Polska- Zaurolandia
>> wtorek, 7 września 2010
W miejscowości Rogowo, przy drodze z Poznania do Bydgoszczy, około 20km za Gnieznem można przenieść się w czasie. W Zaurolandii przeszłość Ziemi stanie jak żywa przed naszymi oczami. W trakcie wędrówki trasą turystyczną spotkamy wielkiego diplodoka, staniemy oko w oko z groźnym tyranozaurem, nad głowami zobaczymy pterodaktyle. Spacer po malowniczych okolicach jeziora Rogowskiego zmieni się w niezapomnianą przygodę.
Zaurolandia to jeden z największych parków dinozaurów w Polsce. Niedawno mieliśmy okazję tam być, przedłużając sobie tym samym wakacje. Nasza córka na ogół nieśmiała i bojaźliwa wobec nowego i nieznanego, była wręcz zachwycona groźnymi stworami które jak żywe były wlepione w lokalny krajobraz. Cały park to ogromny teren, gdzie zbiór prehistorycznych gadów jest imponujący. Aby zobaczyć i przywitać się ze wszystkimi gadami potrzeba sporo czasu na dwukilometrowym prehistorycznym szlaku.

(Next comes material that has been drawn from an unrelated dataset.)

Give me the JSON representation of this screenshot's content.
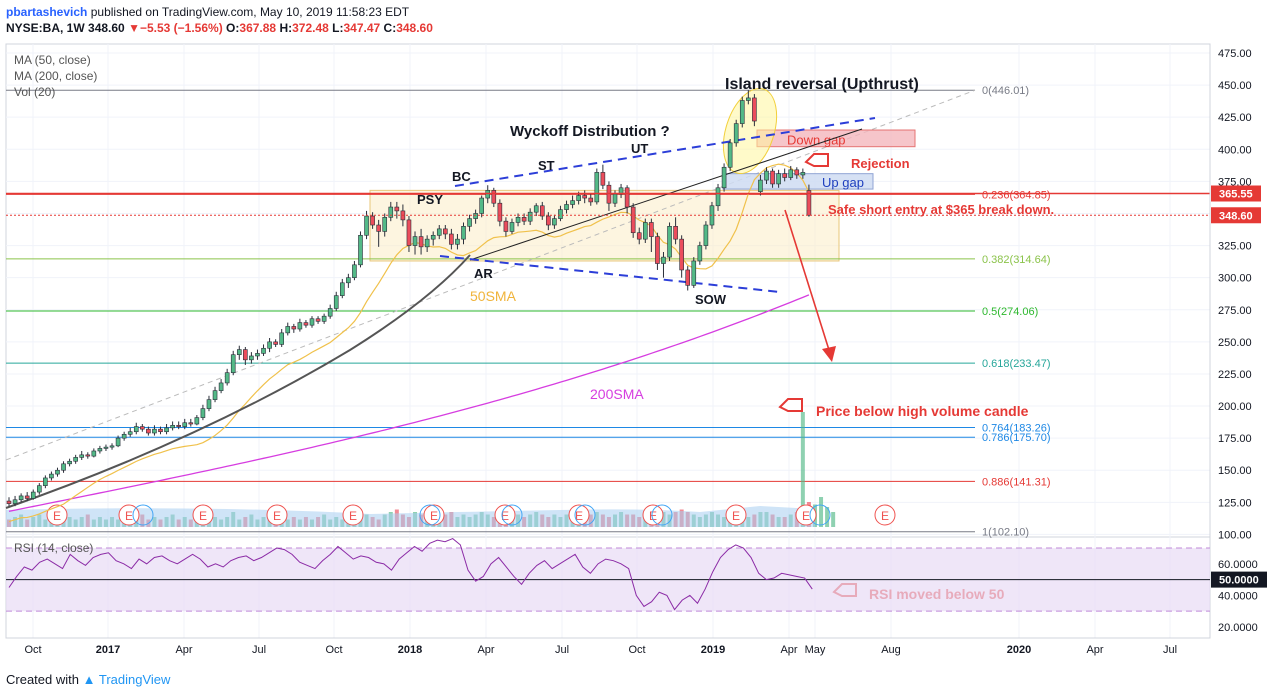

Tak więc jest to zapewne wycieczka przynajmniej na pół dnia albo i na dłużej. Bowiem po solidnej lekcji historii, czas na zabawę. Na końcu znajduje się ogromny plac zabaw, który niewątpliwie jest rajem dla małych i dużych dzieciaków. Prócz tradycyjnych huśtawek, drabinek i piaskownicy, dzieci mogą uczestniczyć w warsztatach plastycznych, czy też zostać paleontologiem, wykopując z piachu ogromny szkielet tyranozaura.
Ale aby nie było za dużo historii znajdziemy również nieco bardziej współczesną rozrywkę: ogromny park linowy dla dzieci, trasa dla miniaturowych quadów, tor kartingowy, basen z łódkami, gdzie każdy może się wcielić w rolę wilka morskiego, gry zręcznościowe czy przeurocza kolejka która i mi przypadła do gustu.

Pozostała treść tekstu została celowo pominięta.